In .general, to comply with the Fourth Amendment, a search pursuant to a criminal investigation (1) requires a search warrant or a recognized exception to the warrant requirement, and (2) must be reasonable-under the totality of the circumstances. Villarreal, 476 S.W.3d at 795. The purpose underlying the search-warrant requirement is to ensure that the inferences to support a search are “drawn by a neutral and detached magistrate instead of being judged by the officer engaged in the often competitive enterprise of ferreting out crime.” Id. (quoting Riley v. California, - U.S. -, 134 S.Ct. 2473, 2482, 189 L.Ed.2d 430 (2014)). “Searches conducted without a warrant are per se unreasonable, subject to certain ‘jealously and carefully drawn’ exceptions.” Ford, 477 S.W.3d at 328 (quoting Jones v. United States, 357 U.S. 493, 499, 78 S.Ct. 1253, 2 L.Ed.2d 1514 (1958)).

A defendant asserting a motion to suppress bears the initial burden of producing evidence that rébuts the presumption of proper police conduct. Ford v. State, 168 S.W.3d 488, 492 (Tex. Crim. App. 2005) (citing Russell v. State, 717 S.W.2d, 7, 9 (Tex. Crim. App. 1986)). A [100]*100defendant can satisfy this burden by establishing that a search or seizure occurred without a warrant. See id. (citing Bishop v. State, 85 S.W.3d 819, 822 (Tex. Crim. App. 2002)). The burden then shifts to the State to establish that the warrantless search or seizure was reasonable. Id.

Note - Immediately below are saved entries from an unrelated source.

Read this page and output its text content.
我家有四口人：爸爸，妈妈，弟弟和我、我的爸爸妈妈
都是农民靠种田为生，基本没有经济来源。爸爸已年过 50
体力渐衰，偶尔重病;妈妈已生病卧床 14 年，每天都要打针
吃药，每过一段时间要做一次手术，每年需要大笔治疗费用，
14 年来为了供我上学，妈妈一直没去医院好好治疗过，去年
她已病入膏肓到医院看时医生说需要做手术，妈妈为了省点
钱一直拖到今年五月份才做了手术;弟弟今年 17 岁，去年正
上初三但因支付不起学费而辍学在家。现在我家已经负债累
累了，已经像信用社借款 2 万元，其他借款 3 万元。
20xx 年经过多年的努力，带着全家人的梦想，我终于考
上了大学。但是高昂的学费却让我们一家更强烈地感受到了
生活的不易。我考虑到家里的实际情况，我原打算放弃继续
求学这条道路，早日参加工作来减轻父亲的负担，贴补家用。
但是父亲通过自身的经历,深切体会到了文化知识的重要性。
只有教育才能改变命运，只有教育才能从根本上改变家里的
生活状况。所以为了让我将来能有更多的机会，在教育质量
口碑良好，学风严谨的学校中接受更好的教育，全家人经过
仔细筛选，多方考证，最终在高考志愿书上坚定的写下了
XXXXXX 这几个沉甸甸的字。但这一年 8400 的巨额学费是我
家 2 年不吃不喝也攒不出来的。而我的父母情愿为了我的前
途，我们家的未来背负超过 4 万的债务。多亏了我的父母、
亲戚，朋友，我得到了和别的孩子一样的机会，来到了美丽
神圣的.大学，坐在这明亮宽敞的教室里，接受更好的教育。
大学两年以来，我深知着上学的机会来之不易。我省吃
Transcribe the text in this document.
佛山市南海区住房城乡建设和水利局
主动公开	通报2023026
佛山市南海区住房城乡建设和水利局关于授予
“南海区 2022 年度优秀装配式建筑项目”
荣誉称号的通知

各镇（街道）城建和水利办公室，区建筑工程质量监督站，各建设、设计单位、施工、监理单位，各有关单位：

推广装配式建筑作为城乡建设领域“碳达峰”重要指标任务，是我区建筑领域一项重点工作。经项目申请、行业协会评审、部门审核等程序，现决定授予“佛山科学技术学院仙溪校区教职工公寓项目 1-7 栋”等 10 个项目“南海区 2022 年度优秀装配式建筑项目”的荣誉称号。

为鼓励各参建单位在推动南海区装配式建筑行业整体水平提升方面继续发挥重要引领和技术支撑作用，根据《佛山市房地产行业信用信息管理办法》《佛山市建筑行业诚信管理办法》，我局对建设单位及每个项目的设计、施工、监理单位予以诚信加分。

In reviewing the trial court’s ruling on a motion to suppress, we apply a bifurcated standard of review. Pecina v. State, 361 S.W.3d 68, 78-79 (Tex. Crim. App. 2012) (citing Guzman v. State, 955 S.W.2d 85, 89 (Tex. Crim. App. 1997)). We review the ruling in light of the totality of the circumstances, giving total deference to the trial court on questions of historical fact, as well as its application of law to fact questions that turn on credibility and demeanor. Pecina, 361 S.W.3d at 79; Leza v. State, 351 S.W.3d 344, 349 (Tex. Crim. App. 2011). But we review de novo the trial court’s rulings on questions of law and mixed questions of law and fact that do not depend on credibility determinations. Pecina, 361.S.W.3d at 79; Leza, 351 S.W.3d at 349. We will uphold the trial court’s ruling if it is correct under any applicable theory of law. Hereford v. State, 339 S.W.3d 111, 117-18 (Tex. Crim. App. 2011).

B. Analysis

The State’s argument on appeal is as follows:

Since the trial court entered its order suppressing the blood test results in the instant case, the Court Of Criminal Appeals has had the occasion to address both of the assertions relied upon by [Martinez] in support of his motion to suppress the blood testing results.